As stocks marched ever higher last spring, Schwab surveyed 1,000 401(k) holders about plan loans. Of those who took them, nearly a quarter reported they were using the money for home repairs or vacations.
“It’s discouraging to see people aren’t understanding the full implications of these withdrawals,” Golladay said.
Volatile markets have an uncanny way of clarifying that perspective, of course.
Red zone. How should people about to retire view the recent volatility?
Absorbing a stock market correction just as you pull the retirement trigger can be hugely stressful, so even if you’ve hit your number, take a moment to reflect on what another big leg down in the market would do to your strategy for taking portfolio withdrawals for income.
It’s also a time to soberly question the return assumptions built into the retirement income plan you’re about to begin, said Tom Brakke, a financial adviser and investment industry consultant. Many advisers adopt overly optimistic return projections, he said, creating a false sense of security.
- Just when retirees thought rates on “safe” investments were finally about to rise, the current market volatility has thrown even that into question. What to do?
Focus on the things you can control, Brakke said. He recommends keeping three distinct emergency funds: One to stash funds to cover larger bills that can’t be covered by your latest Social Security check and other monthly retirement income; one for known major purchases such as cars and long-planned travel; and one he calls the “life happens” fund, for true emergencies.

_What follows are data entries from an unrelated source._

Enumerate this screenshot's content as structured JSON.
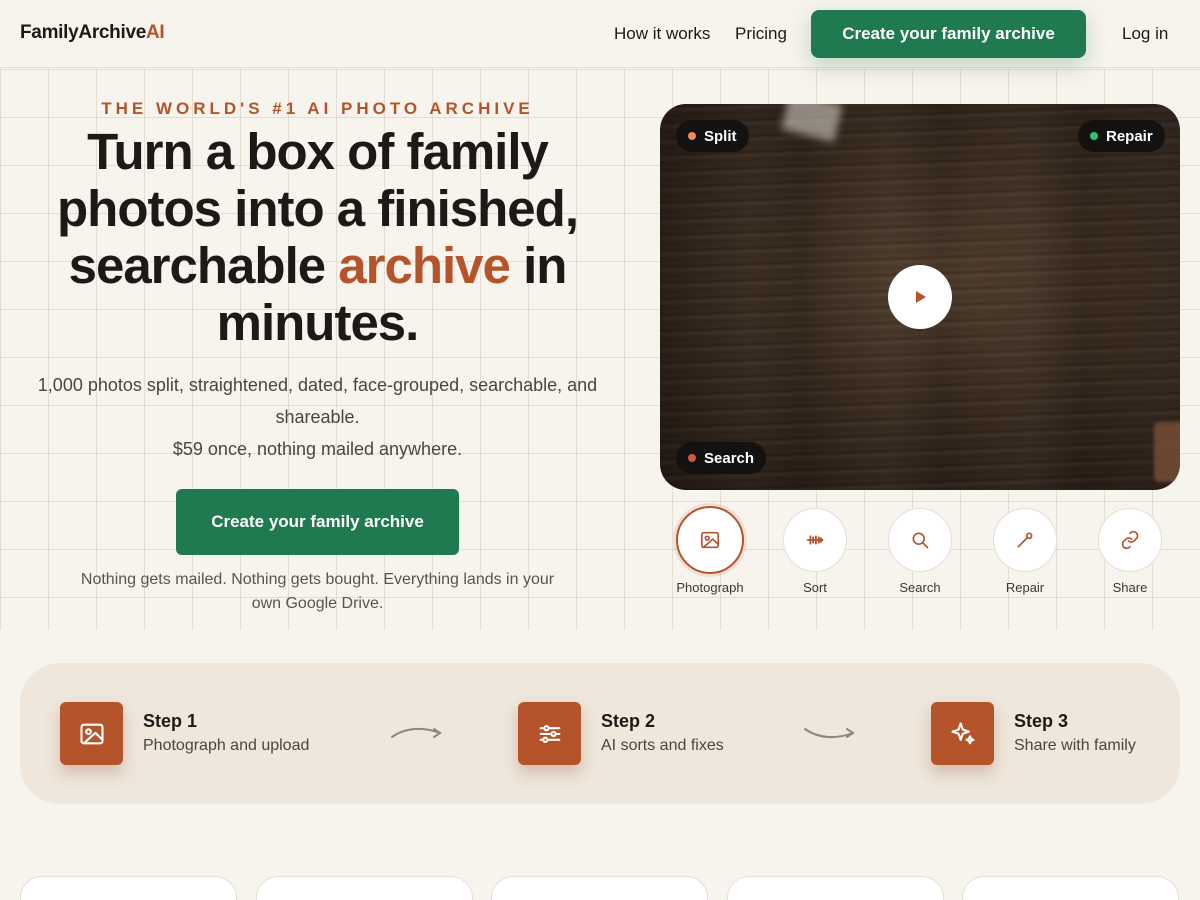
{
  "brand": {
    "name": "FamilyArchive",
    "suffix": "AI"
  },
  "nav": {
    "links": [
      "How it works",
      "Pricing"
    ],
    "cta": "Create your family archive",
    "login": "Log in"
  },
  "hero": {
    "eyebrow": "THE WORLD'S #1 AI PHOTO ARCHIVE",
    "headline_before": "Turn a box of family photos into a finished, searchable ",
    "headline_accent": "archive",
    "headline_after": " in minutes.",
    "sub_line1": "1,000 photos split, straightened, dated, face-grouped, searchable, and shareable.",
    "sub_line2": "$59 once, nothing mailed anywhere.",
    "cta": "Create your family archive",
    "note": "Nothing gets mailed. Nothing gets bought. Everything lands in your own Google Drive."
  },
  "video": {
    "pills": [
      {
        "label": "Split",
        "dot_color": "#f08a5d"
      },
      {
        "label": "Repair",
        "dot_color": "#33c46b"
      },
      {
        "label": "Search",
        "dot_color": "#d0573b"
      }
    ],
    "play_icon": "play-icon"
  },
  "features": [
    {
      "label": "Photograph",
      "icon": "image-icon",
      "active": true
    },
    {
      "label": "Sort",
      "icon": "sort-icon",
      "active": false
    },
    {
      "label": "Search",
      "icon": "search-icon",
      "active": false
    },
    {
      "label": "Repair",
      "icon": "wand-icon",
      "active": false
    },
    {
      "label": "Share",
      "icon": "link-icon",
      "active": false
    }
  ],
  "steps": [
    {
      "title": "Step 1",
      "desc": "Photograph and upload",
      "icon": "image-icon"
    },
    {
      "title": "Step 2",
      "desc": "AI sorts and fixes",
      "icon": "sliders-icon"
    },
    {
      "title": "Step 3",
      "desc": "Share with family",
      "icon": "sparkles-icon"
    }
  ],
  "colors": {
    "accent": "#b5532b",
    "primary": "#1f7a4f",
    "background": "#f7f3ed"
  }
}
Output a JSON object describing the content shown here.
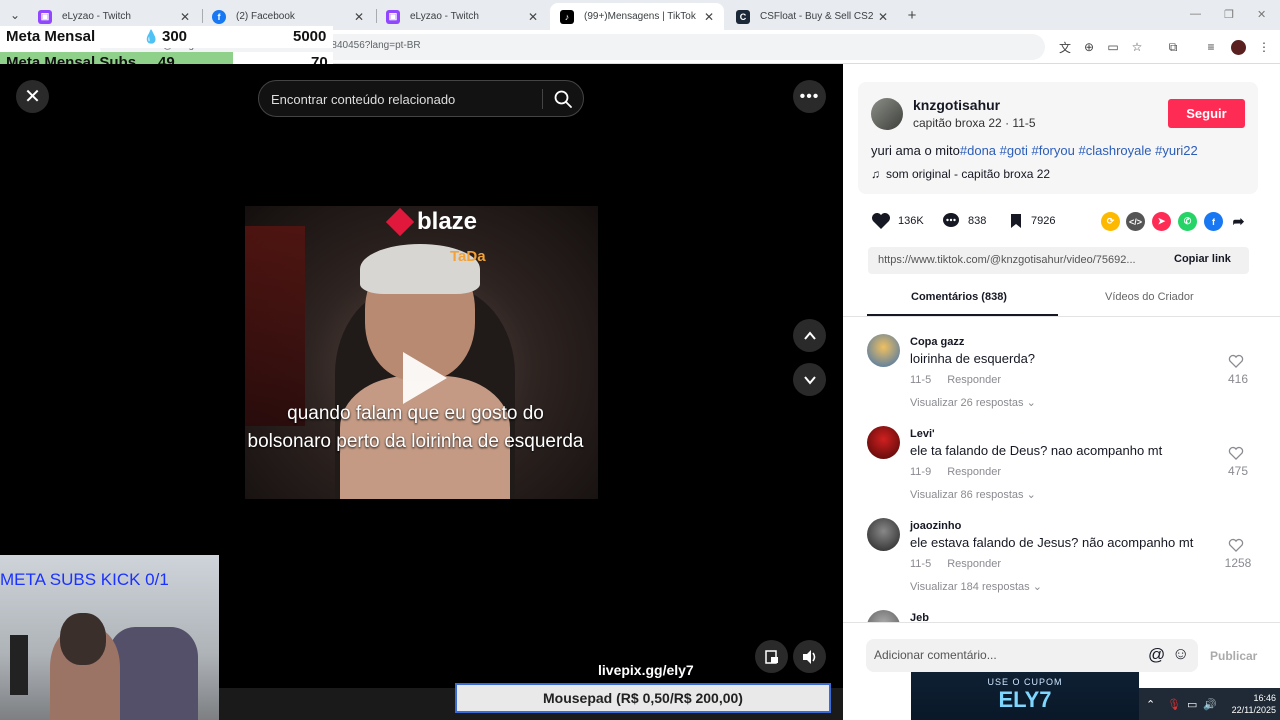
{
  "browser": {
    "tabs": [
      {
        "label": "eLyzao - Twitch",
        "icon": "twitch-icon",
        "color": "#9146ff",
        "active": false
      },
      {
        "label": "(2) Facebook",
        "icon": "facebook-icon",
        "color": "#1877f2",
        "active": false
      },
      {
        "label": "eLyzao - Twitch",
        "icon": "twitch-icon",
        "color": "#9146ff",
        "active": false
      },
      {
        "label": "(99+)Mensagens | TikTok",
        "icon": "tiktok-icon",
        "color": "#000000",
        "active": true
      },
      {
        "label": "CSFloat - Buy & Sell CS2 Skins",
        "icon": "csfloat-icon",
        "color": "#1b2838",
        "active": false
      }
    ],
    "url": "tiktok.com/@knzgotisahur/video/7569287725224840456?lang=pt-BR"
  },
  "stream_overlay": {
    "meta_mensal_label": "Meta Mensal",
    "meta_mensal_current": "300",
    "meta_mensal_target": "5000",
    "meta_subs_label": "Meta Mensal Subs",
    "meta_subs_current": "49",
    "meta_subs_target": "70",
    "meta_subs_progress": 0.7,
    "webcam_text": "META SUBS KICK 0/1",
    "livepix": "livepix.gg/ely7",
    "mousepad": "Mousepad (R$ 0,50/R$ 200,00)",
    "coupon_top": "USE O CUPOM",
    "coupon_code": "ELY7"
  },
  "video": {
    "search_placeholder": "Encontrar conteúdo relacionado",
    "brand": "blaze",
    "brand2": "TaDa",
    "caption": "quando falam que eu gosto do bolsonaro perto da loirinha de esquerda"
  },
  "post": {
    "username": "knzgotisahur",
    "display_name": "capitão broxa 22",
    "date": "11-5",
    "follow_label": "Seguir",
    "description_text": "yuri ama o mito",
    "hashtags": [
      "#dona",
      "#goti",
      "#foryou",
      "#clashroyale",
      "#yuri22"
    ],
    "music": "som original - capitão broxa 22",
    "likes": "136K",
    "comments": "838",
    "saves": "7926",
    "link": "https://www.tiktok.com/@knzgotisahur/video/75692...",
    "copy_label": "Copiar link"
  },
  "tabs": {
    "comments": "Comentários (838)",
    "creator_videos": "Vídeos do Criador"
  },
  "comments": [
    {
      "name": "Copa gazz",
      "text": "loirinha de esquerda?",
      "date": "11-5",
      "reply": "Responder",
      "replies": "Visualizar 26 respostas",
      "likes": "416",
      "avatar_color": "#3a6fb0"
    },
    {
      "name": "Levi'",
      "text": "ele ta falando de Deus? nao acompanho mt",
      "date": "11-9",
      "reply": "Responder",
      "replies": "Visualizar 86 respostas",
      "likes": "475",
      "avatar_color": "#8a1010"
    },
    {
      "name": "joaozinho",
      "text": "ele estava falando de Jesus? não acompanho mt",
      "date": "11-5",
      "reply": "Responder",
      "replies": "Visualizar 184 respostas",
      "likes": "1258",
      "avatar_color": "#444444"
    },
    {
      "name": "Jeb",
      "text": "",
      "date": "",
      "reply": "",
      "replies": "",
      "likes": "",
      "avatar_color": "#777777"
    }
  ],
  "add_comment_placeholder": "Adicionar comentário...",
  "publish_label": "Publicar",
  "clock": {
    "time": "16:46",
    "date": "22/11/2025"
  }
}
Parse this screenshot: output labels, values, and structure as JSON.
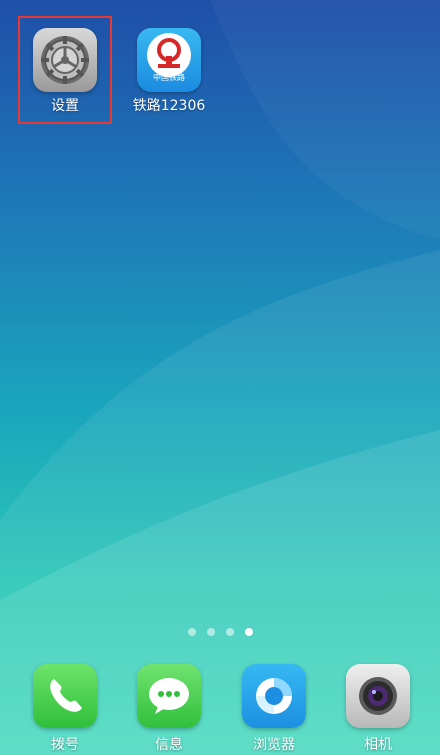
{
  "home_screen": {
    "apps": [
      {
        "label": "设置",
        "icon": "settings-gear-icon",
        "highlighted": true
      },
      {
        "label": "铁路12306",
        "icon": "china-railway-icon",
        "badge_text": "中国铁路"
      }
    ]
  },
  "page_indicator": {
    "count": 4,
    "active_index": 4
  },
  "dock": {
    "apps": [
      {
        "label": "拨号",
        "icon": "phone-icon"
      },
      {
        "label": "信息",
        "icon": "message-icon"
      },
      {
        "label": "浏览器",
        "icon": "browser-icon"
      },
      {
        "label": "相机",
        "icon": "camera-icon"
      }
    ]
  },
  "colors": {
    "highlight_border": "#e53935",
    "railway_red": "#d62828",
    "phone_green": "#37c63f",
    "browser_blue": "#1d8fe2"
  }
}
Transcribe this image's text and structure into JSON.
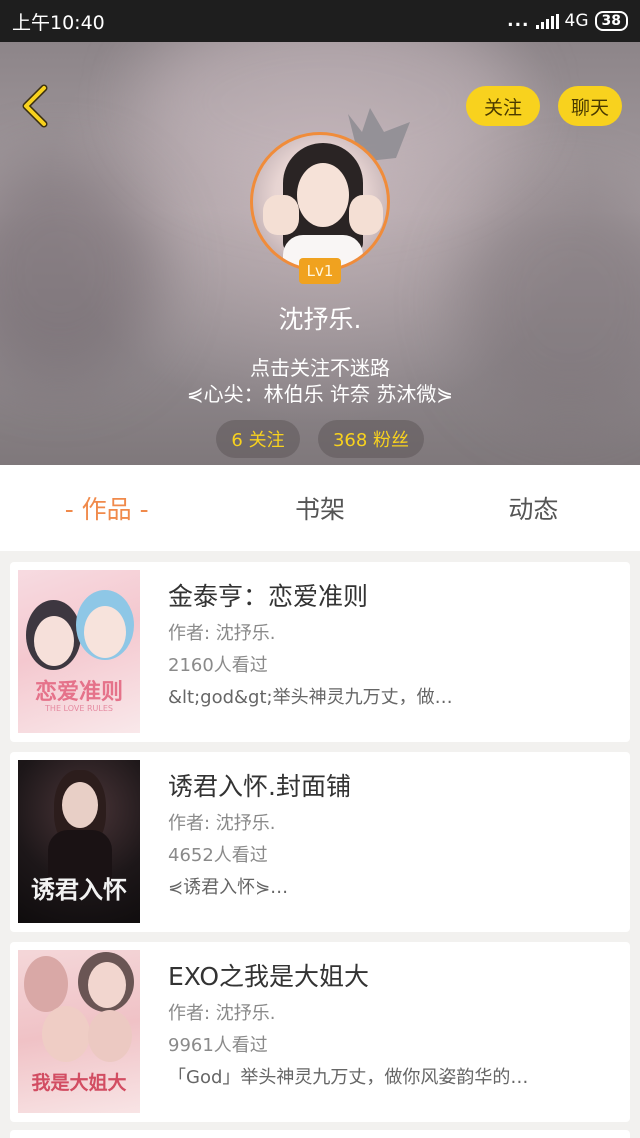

Only after the emergency buckets are filled with low-risk investments can seniors dip their toes into stocks and other riskier investments. Depending on the size of your savings, having such a large emergency fund could significantly lower your expected returns, and thus your expected income, but better to crunch these numbers now than later.
Higgins echoed Brakke’s outlook for lower stock market returns over the coming five years and has been recommending alternative investments such as real estate investment trusts. She has also upped her recommendation for retirees’ safe asset bucket, from about five years’ worth of living expenses to seven.
“I think you’ll want at least seven years so you don’t have to panic” at the sight of the next market swoon, she said.